What if he retires, and goes out having lost this big match? Says he was determined that “win or lose, it wasn’t gonna define me, it wasn’t gonna define my career.”
Can he sum up his time in TNA? “I have tried on 3 or 4 occasions now to stop – I feel like Pacino from SCARFACE, every time I try to get out, they pull me back in.” (actually, I believe that was GODFATHER 3, but Sting is nonetheless probably better at film criticism than I’d be at wrestling, so let’s move on)
“I don’t even wanna talk about a rematch with AJ right now. Not right now.”
He says he used to ask Ric Flair why he kept wrestling when he had nothing left to prove, but now he understands the desire to stick around. “The crowd in California, they make me wanna stay, that’s for sure.”
Does he have anything left to prove? “No. I don’t”
(Again with the Flair name-drop? Hmmm.)
Is this your last match?
“I just don’t know right now.”
(when wrestlers say that, it usually ends up meaning “no.”)
Here endeth the press conference, and here beginneth our search anew for Daniels, who was with Marc’s daughter (nothing untoward, just hanging out somewhere we didn’t know). The problem was that even though we were kinda VIPs, we had no passes of any kind, and as soon as we checked out by the loading dock, security wouldn’t let us back in the building.

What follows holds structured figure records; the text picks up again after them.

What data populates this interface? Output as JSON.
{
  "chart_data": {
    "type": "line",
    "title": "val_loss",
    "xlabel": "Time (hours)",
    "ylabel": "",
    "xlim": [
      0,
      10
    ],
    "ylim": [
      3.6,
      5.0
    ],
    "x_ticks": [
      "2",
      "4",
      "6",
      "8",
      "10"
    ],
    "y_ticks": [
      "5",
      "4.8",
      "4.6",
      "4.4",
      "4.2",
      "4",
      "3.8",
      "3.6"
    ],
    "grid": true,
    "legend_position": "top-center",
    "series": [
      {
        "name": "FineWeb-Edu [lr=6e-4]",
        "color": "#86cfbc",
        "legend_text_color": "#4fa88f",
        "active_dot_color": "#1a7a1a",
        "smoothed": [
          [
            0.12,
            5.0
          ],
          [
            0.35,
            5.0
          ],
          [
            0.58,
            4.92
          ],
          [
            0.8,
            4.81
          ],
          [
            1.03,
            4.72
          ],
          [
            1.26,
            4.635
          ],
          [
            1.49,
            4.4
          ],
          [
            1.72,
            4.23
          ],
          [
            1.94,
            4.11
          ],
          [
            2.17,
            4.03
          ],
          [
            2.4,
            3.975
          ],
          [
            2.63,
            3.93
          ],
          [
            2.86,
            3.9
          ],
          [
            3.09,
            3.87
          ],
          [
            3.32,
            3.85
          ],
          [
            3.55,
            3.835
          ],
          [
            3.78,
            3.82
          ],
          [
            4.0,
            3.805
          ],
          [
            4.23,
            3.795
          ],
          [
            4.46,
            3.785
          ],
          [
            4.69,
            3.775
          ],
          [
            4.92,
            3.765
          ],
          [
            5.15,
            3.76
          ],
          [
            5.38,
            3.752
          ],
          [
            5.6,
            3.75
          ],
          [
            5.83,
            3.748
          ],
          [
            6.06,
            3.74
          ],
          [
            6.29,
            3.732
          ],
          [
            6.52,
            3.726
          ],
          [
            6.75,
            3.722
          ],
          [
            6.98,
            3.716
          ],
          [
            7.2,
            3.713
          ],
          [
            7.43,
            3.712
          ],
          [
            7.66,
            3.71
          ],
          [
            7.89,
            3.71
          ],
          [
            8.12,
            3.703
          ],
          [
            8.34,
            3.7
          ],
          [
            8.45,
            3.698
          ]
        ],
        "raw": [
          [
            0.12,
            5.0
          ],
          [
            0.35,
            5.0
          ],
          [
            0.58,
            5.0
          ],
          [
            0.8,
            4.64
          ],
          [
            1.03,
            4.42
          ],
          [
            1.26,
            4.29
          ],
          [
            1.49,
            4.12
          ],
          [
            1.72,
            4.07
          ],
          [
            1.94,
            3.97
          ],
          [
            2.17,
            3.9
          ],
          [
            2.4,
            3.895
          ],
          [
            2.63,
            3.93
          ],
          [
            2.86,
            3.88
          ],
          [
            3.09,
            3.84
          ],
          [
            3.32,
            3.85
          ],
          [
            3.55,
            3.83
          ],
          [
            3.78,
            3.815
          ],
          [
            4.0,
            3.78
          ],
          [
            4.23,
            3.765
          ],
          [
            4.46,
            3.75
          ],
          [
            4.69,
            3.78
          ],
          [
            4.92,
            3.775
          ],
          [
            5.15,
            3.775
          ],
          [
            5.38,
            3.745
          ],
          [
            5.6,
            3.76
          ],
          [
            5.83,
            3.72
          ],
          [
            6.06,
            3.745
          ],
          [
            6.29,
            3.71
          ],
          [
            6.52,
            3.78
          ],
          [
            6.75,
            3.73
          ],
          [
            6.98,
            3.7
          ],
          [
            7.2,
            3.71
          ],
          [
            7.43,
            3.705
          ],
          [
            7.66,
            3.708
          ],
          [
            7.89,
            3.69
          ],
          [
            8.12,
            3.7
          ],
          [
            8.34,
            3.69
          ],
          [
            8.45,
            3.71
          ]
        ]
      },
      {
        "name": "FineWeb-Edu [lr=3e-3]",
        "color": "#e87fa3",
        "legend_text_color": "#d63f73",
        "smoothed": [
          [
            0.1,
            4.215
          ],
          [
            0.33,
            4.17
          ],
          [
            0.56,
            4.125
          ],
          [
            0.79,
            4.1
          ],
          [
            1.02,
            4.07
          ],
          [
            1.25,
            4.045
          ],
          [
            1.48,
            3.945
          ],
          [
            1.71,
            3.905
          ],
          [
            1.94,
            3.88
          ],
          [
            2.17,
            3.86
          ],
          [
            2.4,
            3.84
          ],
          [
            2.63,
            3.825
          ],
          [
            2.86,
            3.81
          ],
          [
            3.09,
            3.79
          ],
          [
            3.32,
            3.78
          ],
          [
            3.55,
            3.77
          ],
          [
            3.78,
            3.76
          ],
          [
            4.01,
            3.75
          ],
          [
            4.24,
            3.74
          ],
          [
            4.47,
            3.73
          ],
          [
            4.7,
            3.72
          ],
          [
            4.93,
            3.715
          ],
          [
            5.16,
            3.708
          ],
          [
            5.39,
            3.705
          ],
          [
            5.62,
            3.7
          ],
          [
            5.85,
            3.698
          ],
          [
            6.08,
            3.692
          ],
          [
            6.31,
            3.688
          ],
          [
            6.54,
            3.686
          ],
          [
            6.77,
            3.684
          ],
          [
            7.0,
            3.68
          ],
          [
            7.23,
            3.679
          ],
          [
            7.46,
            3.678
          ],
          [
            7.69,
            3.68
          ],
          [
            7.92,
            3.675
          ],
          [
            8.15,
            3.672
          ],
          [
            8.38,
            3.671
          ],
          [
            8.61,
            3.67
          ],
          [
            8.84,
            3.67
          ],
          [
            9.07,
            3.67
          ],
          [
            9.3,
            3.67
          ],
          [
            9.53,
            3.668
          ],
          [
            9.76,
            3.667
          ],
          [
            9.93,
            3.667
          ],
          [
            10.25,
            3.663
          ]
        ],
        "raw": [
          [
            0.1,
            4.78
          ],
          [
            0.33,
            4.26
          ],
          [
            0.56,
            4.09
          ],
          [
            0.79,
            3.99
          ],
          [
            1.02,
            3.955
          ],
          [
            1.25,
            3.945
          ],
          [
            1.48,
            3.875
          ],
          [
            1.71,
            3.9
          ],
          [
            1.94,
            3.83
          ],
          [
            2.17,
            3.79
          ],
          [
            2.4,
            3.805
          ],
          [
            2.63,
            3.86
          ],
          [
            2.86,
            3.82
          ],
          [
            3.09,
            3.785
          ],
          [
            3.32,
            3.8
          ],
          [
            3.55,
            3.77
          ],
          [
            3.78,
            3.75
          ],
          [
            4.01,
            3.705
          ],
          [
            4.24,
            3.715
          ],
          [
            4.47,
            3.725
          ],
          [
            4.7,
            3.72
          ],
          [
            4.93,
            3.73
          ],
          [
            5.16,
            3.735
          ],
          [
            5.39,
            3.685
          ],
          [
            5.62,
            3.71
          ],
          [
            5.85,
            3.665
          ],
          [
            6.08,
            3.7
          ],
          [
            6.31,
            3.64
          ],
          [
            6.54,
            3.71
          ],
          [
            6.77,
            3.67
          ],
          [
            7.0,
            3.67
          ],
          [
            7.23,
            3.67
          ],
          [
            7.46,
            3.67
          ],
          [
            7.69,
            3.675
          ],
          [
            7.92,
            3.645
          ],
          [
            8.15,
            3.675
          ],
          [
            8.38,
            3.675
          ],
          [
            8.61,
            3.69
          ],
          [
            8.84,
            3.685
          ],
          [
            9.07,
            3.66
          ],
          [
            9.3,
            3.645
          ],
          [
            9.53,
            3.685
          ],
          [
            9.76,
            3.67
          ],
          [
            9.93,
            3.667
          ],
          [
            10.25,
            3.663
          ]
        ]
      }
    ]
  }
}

I had Wayne’s World 2 flashbacks. “My [daughter]’s in there!” “A lot of people’s [daughters] are in there.” That wasn’t what was said, but I reckon the security guy was thinking it.
We finally found Chris, and I asked him to apologize to Katz for me for missing him. On the way out, I went into the men’s room and referee Earl Hebner was washing his hands.
Walking to the car, some guy saw my T-shirt, and recognizing it as the one worn by many crew, yelled out, “How can I work for TNA?”
“I have no idea!” I said.
But I would suggest maybe moving to Florida for starters.